Figura 4: Tipi di esperimenti rappresentativi. (A-C) Schemi degli esperimenti force-ramp, force-clamp, e force-jump (in alto) con tracce temporali rappresentative di estensione dalle misurazioni corrispondenti (al centro). I tipi di analisi che possono essere condotti sono mostrati in basso. Fare clic qui per visualizzare una versione ingrandita di questa figura.

Figura 5: Transizione a due stati di una forcina di DNA a 8 bp. (A) Schema degli esperimenti di MT su una forcina di DNA con la transizione prevista per la decompressione e la ricompressione. (B) Traccia rappresentativa dell'estensione del costrutto da esperimenti di rampa di forza con livelli di forza crescenti (~0,25 pN s⁻¹). (C) Curva rappresentativa forza-estensione ricostruita a partire dai dati di cui alla lettera B). Le curve gialle indicano i modelli WLC per il costrutto a forcina con la forcina nella conformazione chiusa (solida) e aperta (tratteggiata). (D) Traccia di estensione rappresentativa da esperimenti a forza costante con livelli di forza crescenti, misurati a 100 Hz. (E) Istogrammi dei dati di estensione in (D). (F,G) Risultati per gli stessi esperimenti in (D) ed (E) ma con tracking a 1,2 kHz. La serie temporale grezza a 1,2 kHz è stata attenuata applicando un filtro mediano a cinque punti.
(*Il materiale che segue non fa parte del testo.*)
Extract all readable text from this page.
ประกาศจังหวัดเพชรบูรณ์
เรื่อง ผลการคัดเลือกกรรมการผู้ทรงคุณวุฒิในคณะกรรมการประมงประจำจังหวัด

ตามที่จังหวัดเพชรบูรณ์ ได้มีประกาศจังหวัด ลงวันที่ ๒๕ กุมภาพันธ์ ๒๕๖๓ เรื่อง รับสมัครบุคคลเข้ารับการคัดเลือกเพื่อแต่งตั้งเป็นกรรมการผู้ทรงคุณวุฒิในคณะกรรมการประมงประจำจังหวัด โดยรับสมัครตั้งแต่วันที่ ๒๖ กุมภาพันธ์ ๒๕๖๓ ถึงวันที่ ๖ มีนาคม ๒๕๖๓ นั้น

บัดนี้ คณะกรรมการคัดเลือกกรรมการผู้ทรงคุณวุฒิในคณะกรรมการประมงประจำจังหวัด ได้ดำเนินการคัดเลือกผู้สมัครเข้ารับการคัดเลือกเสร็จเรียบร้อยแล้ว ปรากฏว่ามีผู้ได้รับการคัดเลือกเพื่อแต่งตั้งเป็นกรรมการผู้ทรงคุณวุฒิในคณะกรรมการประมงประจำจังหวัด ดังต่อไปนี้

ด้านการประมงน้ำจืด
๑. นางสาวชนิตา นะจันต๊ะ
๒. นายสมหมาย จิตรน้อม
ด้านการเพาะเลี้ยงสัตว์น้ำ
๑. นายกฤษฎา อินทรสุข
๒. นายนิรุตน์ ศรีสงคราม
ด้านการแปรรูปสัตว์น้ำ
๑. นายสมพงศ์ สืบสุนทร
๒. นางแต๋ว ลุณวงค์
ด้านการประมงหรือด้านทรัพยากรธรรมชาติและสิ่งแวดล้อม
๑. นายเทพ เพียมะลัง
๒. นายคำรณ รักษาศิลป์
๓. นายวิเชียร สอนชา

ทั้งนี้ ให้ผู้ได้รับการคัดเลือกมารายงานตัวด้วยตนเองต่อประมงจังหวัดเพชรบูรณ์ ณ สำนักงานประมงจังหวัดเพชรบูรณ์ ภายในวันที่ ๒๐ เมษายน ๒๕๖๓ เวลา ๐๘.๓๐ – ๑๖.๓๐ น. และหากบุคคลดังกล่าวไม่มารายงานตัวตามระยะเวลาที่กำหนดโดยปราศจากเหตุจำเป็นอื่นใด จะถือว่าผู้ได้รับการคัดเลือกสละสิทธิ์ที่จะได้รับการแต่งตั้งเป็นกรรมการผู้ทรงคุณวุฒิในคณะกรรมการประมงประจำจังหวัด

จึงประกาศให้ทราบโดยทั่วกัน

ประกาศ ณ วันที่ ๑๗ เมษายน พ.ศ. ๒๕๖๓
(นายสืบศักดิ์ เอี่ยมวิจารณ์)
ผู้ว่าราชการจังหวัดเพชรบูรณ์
Tracce rosse nella vista espansa di (F) sono state ottenute da un HMM. Le linee rosse in (G) indicano la posizione delle popolazioni gaussiane. (H) Distanza tra le due popolazioni di cui alla lettera G). (I) Probabilità allo stato aperto in funzione della forza applicata. La curva rossa è un modello Boltzmann montato ( ) con la forza media F_1/2 = 5,9 pN. (J) Velocità di transizione di decompressione e ricompressione misurate in base ai risultati HMM. Le linee continue indicano una dipendenza esponenziale dalla forza. (K) Fluttuazione termica nelle misure di estensione. Le deviazioni standard dei dati di estensione della forcina (senza filtro) sono mostrate in funzione della forza. Il limite di risoluzione termica che rappresenta l'entità teorica delle fluttuazioni termiche è stato stimato dall'Eq. 9 nel lavoro di Choi et al.2 per una perla da ^2,8 μm con un cavo di 1 kbp. (L) Deviazioni di Allan calcolate dai dati della forcina a 1,2 kHz in (F) (senza filtraggio). L'inserto mostra la deviazione di Allan a 0,01 s in funzione della forza, che dimostra un graduale aumento e diminuzione della fluttuazione dovuta alla dinamica del tornante. Abbreviazione: MT = pinzetta magnetica. Fare clic qui per visualizzare una versione ingrandita di questa figura.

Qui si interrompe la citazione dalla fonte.